La Californie va bafouer la loi divine… et le premier amendement de la Constitution ?

28 Mai, 2019
Provenance: fsspx.news

 

Le Sénat de l’Etat de Californie a adopté le 23 mai 2019, en troisième lecture, un projet de loi rédigé par le sénateur démocrate Jerry Hill (projet SB 360), qui s’attaque au secret du sacrement de confession. Le projet peut désormais faire l’objet d’un vote en assemblée, et constituerait - s’il était adopté - la première ingérence de la législation américaine dans le secret du confessionnal. 

Cette loi considère les prêtres comme des « rapporteurs obligatoires », parmi de nombreuses autres catégories de personnes : ce qui signifie qu’ils ont le devoir de signaler toute maltraitance ou abus à l’égard d’enfants dont ils auraient connaissance. Jusqu’à présent, les « connaissances acquises au cours d’une confession » faisaient exception. 

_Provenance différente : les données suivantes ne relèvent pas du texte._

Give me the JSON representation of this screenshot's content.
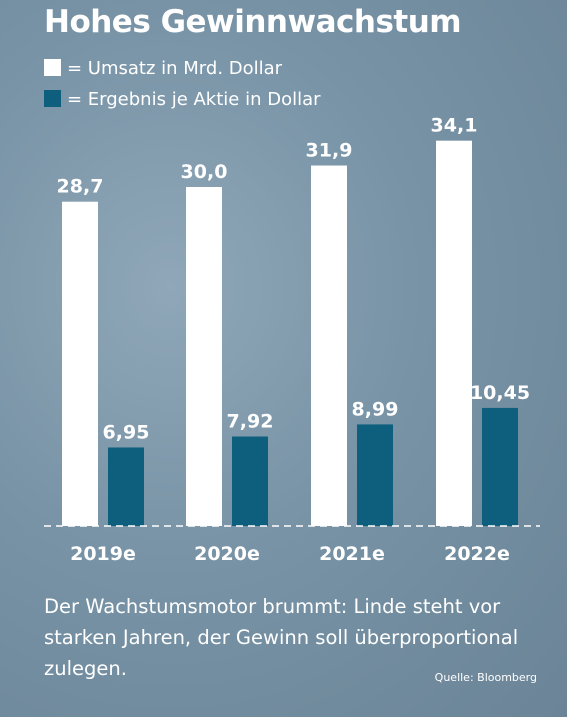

Ce ne serait plus le cas : 1) lorsque le prêtre a appris la chose à la fois au for interne (dans le confessionnal) et au for externe (confidence hors du confessionnal) ; 2) lorsque le prêtre a confessé un employé de la paroisse ; 3) enfin lorsque le prêtre a confessé un membre du clergé. Cette disposition est évidemment une réponse aux scandales commis par des clercs indignes, largement médiatisés ces dernières années. 

Une stigmatisation indue 

Ce feu vert du Sénat a été vivement critiqué par les autorités de l’Eglise. L’archevêque de Los Angeles, Mgr Joseph Gomez, a souligné que le sénateur Jerry Hill, parrain du projet de loi SB 360, a affirmé de manière péremptoire que « le privilège de la confession avait été outrepassé à grande échelle, aboutissant à la maltraitance systématique et non signalée de milliers d’enfants appartenant à diverses dénominations [chrétiennes] ». Or aucun cas n’a pu être présenté comme preuve que ce crime aurait pu être évité, si un prêtre avait violé le secret de confession. Et cela parce que les prédateurs tiennent leurs actes secrets, et qu’ils ne confessent pas leurs agissements criminels aux prêtres. 

L’archevêque s’interroge : pourquoi le projet de loi vise-t-il uniquement les prêtres catholiques et, en particulier, les prêtres qui entendent des confessions ? « Il est beaucoup plus probable, affirme-t-il, que les journalistes et les avocats reçoivent des aveux concernant de tels crimes. Pourtant, le projet de loi ne propose pas de supprimer le privilège qui lie l’avocat à son client, ni la protection des sources journalistiques ». Sans vouloir incriminer ces deux groupes, Mgr Gomez estime que le projet de loi n’a rien à voir avec la protection des enfants, mais cherche à paralyser l’Eglise dans ses moyens de salut les plus puissants : le sacerdoce catholique et le sacrement de la confession. 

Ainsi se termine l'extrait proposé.